O União Brasil estabeleceu um prazo de 24 horas para que seus membros renunciem a cargos e funções comissionadas no governo federal.

Essa decisão foi formalizada em uma resolução aprovada pela executiva nacional do partido e divulgada na tarde de quinta-feira (18). A medida intensifica o distanciamento da legenda da base de apoio da administração de Luiz Inácio Lula da Silva, anúncio que já havia sido feito no início do mês, em conjunto com o Progressistas, que compõe uma federação com o União Brasil.
Inicialmente, a exigência de exoneração se aplicava somente aos ocupantes de mandatos em cargos, o que teoricamente afetaria a permanência dos ministros Celso Sabino (Turismo, União-PA) e André Fufuca (Esporte, PP-MA). Ambos são deputados federais e filiados aos partidos da federação. Até o momento, eles continuam exercendo suas funções.

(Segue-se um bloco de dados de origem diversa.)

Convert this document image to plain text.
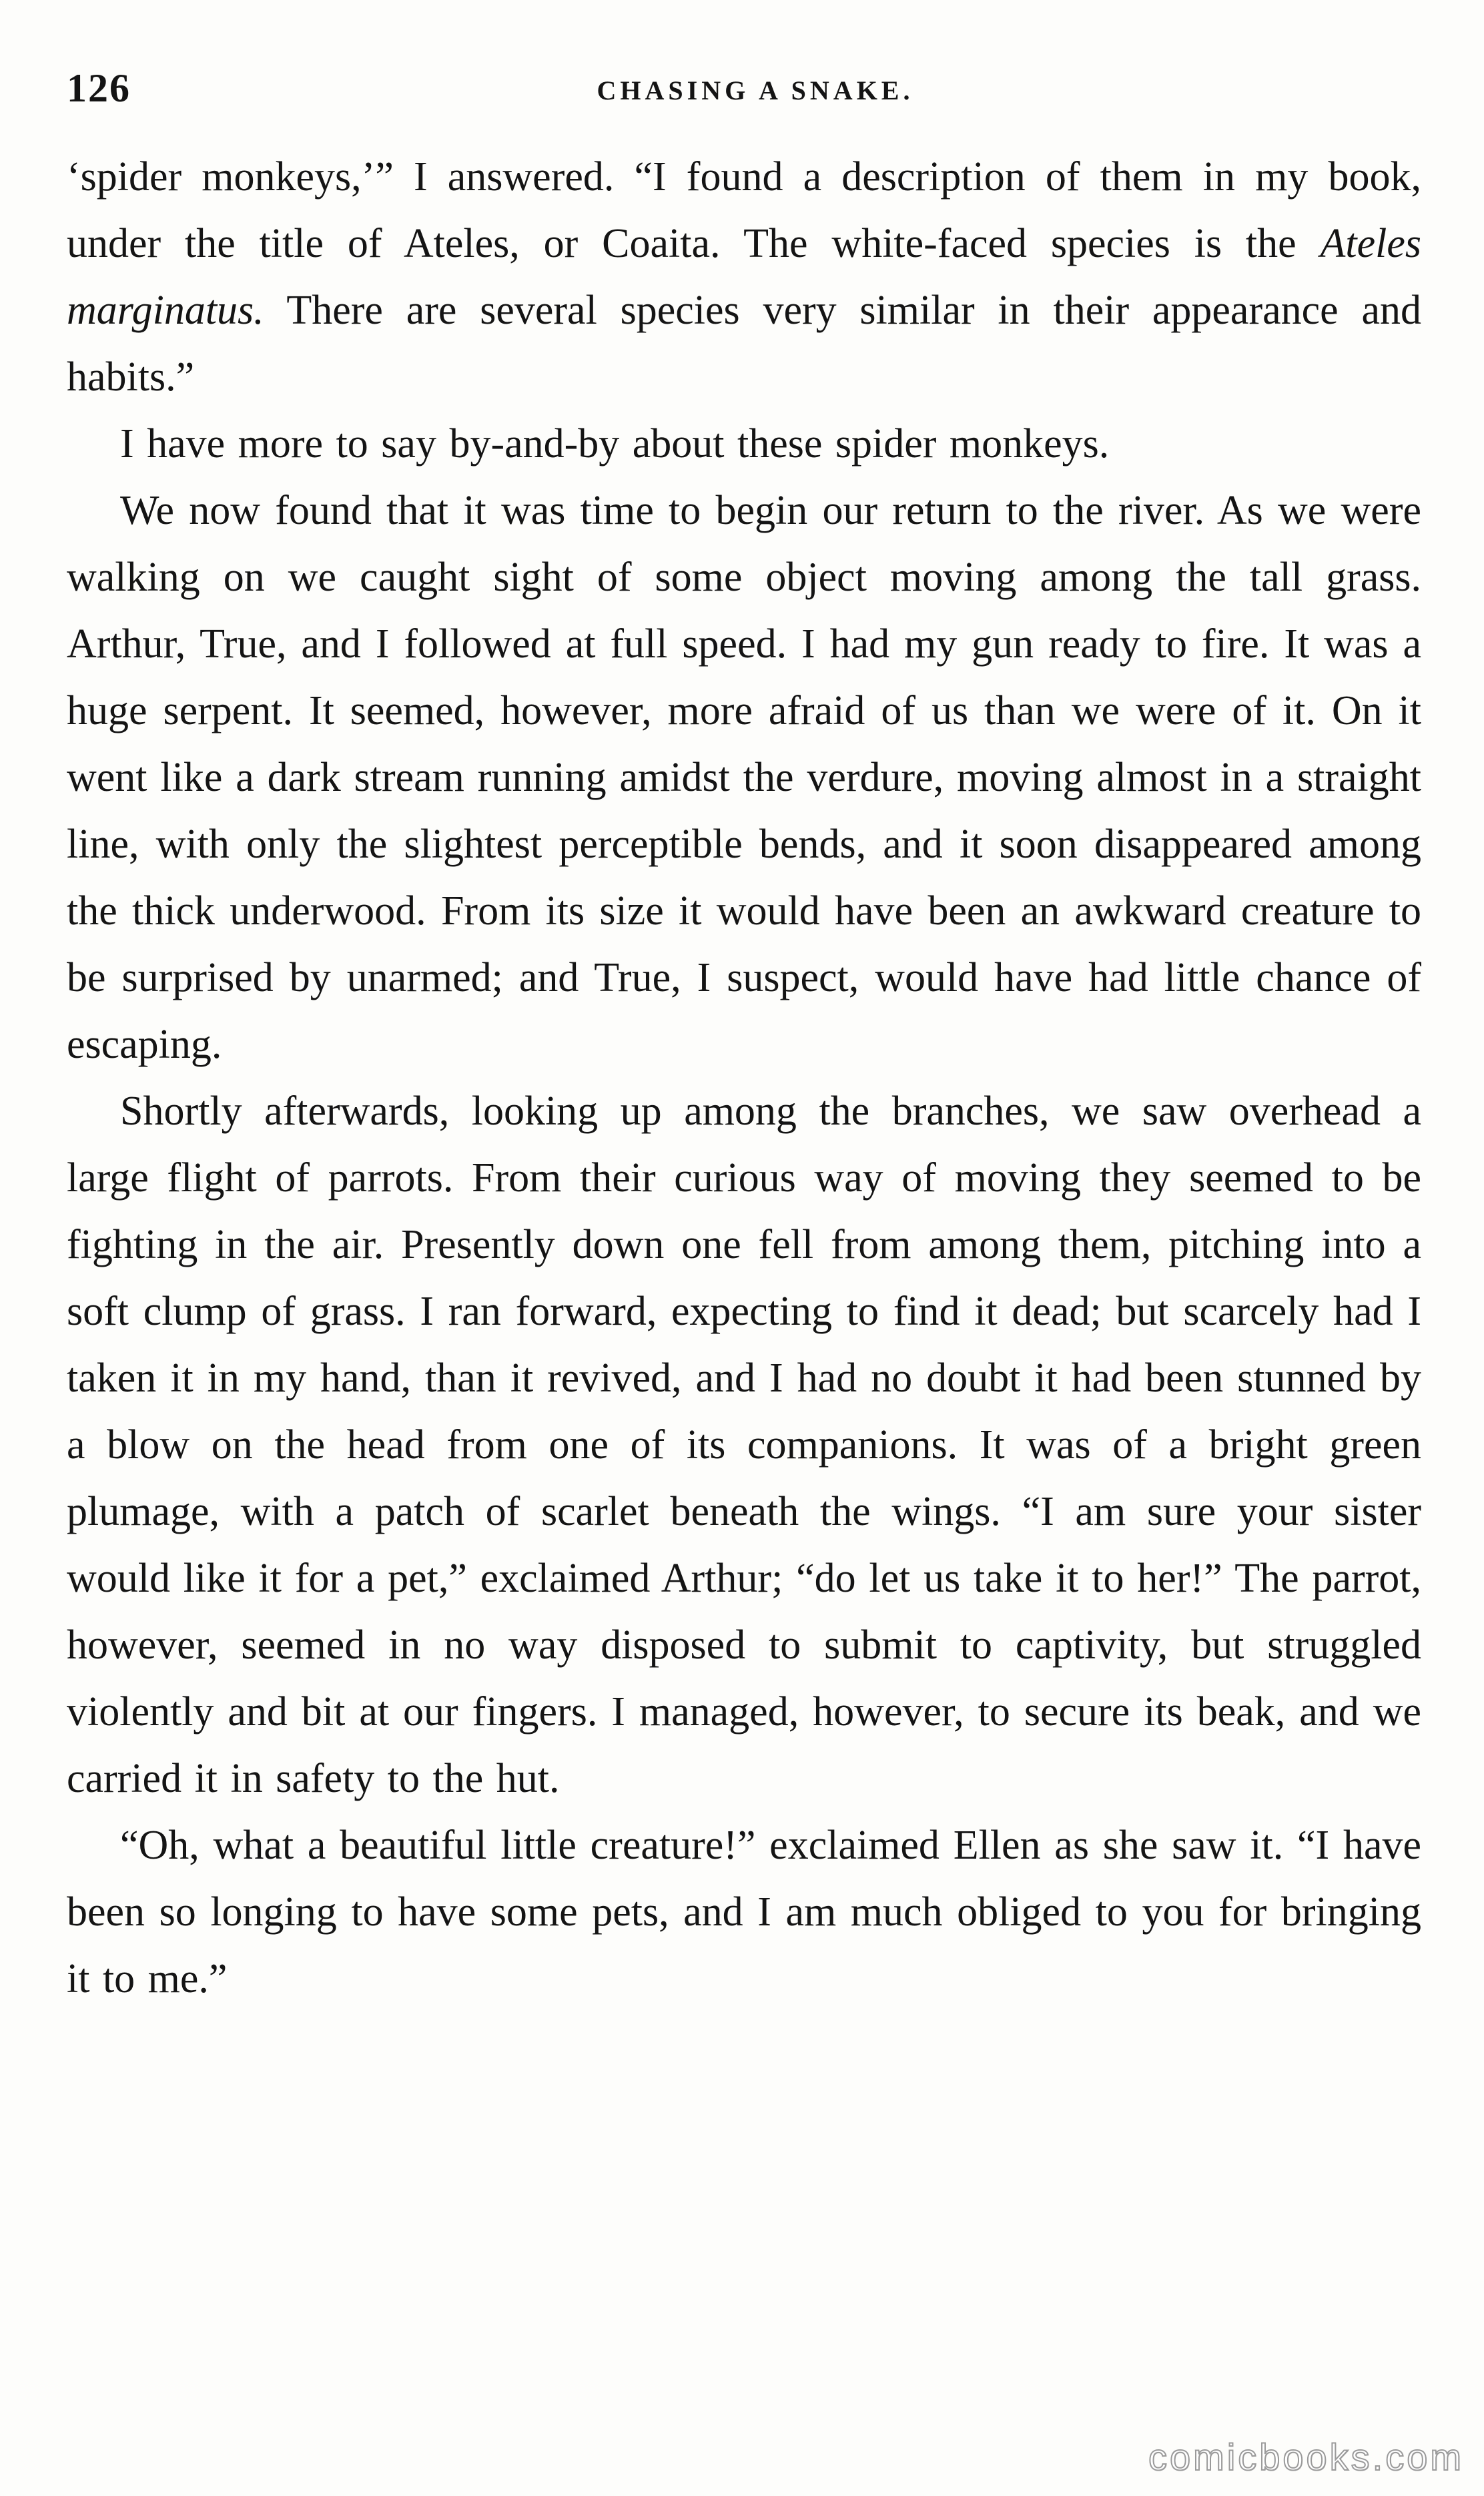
126	CHASING A SNAKE.

‘spider monkeys,’” I answered. “I found a description of them in my book, under the title of Ateles, or Coaita. The white-faced species is the Ateles marginatus. There are several species very similar in their appearance and habits.”

I have more to say by-and-by about these spider monkeys.

We now found that it was time to begin our return to the river. As we were walking on we caught sight of some object moving among the tall grass. Arthur, True, and I followed at full speed. I had my gun ready to fire. It was a huge serpent. It seemed, however, more afraid of us than we were of it. On it went like a dark stream running amidst the verdure, moving almost in a straight line, with only the slightest perceptible bends, and it soon disappeared among the thick underwood. From its size it would have been an awkward creature to be surprised by unarmed; and True, I suspect, would have had little chance of escaping.

Shortly afterwards, looking up among the branches, we saw overhead a large flight of parrots. From their curious way of moving they seemed to be fighting in the air. Presently down one fell from among them, pitching into a soft clump of grass. I ran forward, expecting to find it dead; but scarcely had I taken it in my hand, than it revived, and I had no doubt it had been stunned by a blow on the head from one of its companions. It was of a bright green plumage, with a patch of scarlet beneath the wings. “I am sure your sister would like it for a pet,” exclaimed Arthur; “do let us take it to her!” The parrot, however, seemed in no way disposed to submit to captivity, but struggled violently and bit at our fingers. I managed, however, to secure its beak, and we carried it in safety to the hut.

“Oh, what a beautiful little creature!” exclaimed Ellen as she saw it. “I have been so longing to have some pets, and I am much obliged to you for bringing it to me.”

comicbooks.com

“Essa posição foi reforçada de forma unânime hoje [18] com a aprovação da resolução que determina aos filiados do União Brasil o afastamento, em até 24 horas, de cargos públicos de livre nomeação na Administração Pública Federal direta ou indireta, sob pena de serem considerados em ato de infidelidade partidária”, informa a nota oficial do partido.
Na mesma nota, o União Brasil expressou apoio ao presidente do partido, Antonio Rueda, em resposta à publicação de uma reportagem que sugere o envolvimento dele com uma empresa de táxi aéreo que prestava serviços a pessoas sob investigação por lavagem de dinheiro e conexões com o crime organizado. A matéria foi publicada pelo portal UOL e pelo site ICL Notícias.
“União Brasil, por meio de sua Executiva Nacional e de suas Lideranças na Câmara dos Deputados e no Senado Federal, manifesta total solidariedade ao Presidente Antonio Rueda, diante de notícias falsas, apressadas e superficiais que buscam prejudicar a honra e a imagem de nosso principal líder”, diz a nota.
O texto continua com uma crítica indireta ao governo federal em relação à possível investigação de Rueda.
“É muito estranho que essas alegações se tornem públicas logo após a determinação oficial de afastamento de filiados do União Brasil de cargos no Governo Federal – um movimento legítimo, democrático e amplamente debatido nas instâncias partidárias. Essa ‘coincidência’ reforça a percepção de que a estrutura estatal está sendo utilizada politicamente para tentar prejudicar a imagem de nossa principal liderança e, consequentemente, enfraquecer a independência de um partido que adotou uma posição contrária ao atual governo”.
A nota é assinada pelo vice-presidente Antônio Carlos Magalhães Neto (ACM Neto), pelos líderes na Câmara dos Deputados, Pedro Lucas Fernandes, e no Senado Federal, Efraim Filho, além de quatro governadores do partido que são oposição ao governo federal: Mauro Mendes (Mato Grosso), Ronaldo Caiado (Goiás), Wilson Lima (Amazonas) e Marcos Rocha (Rondônia).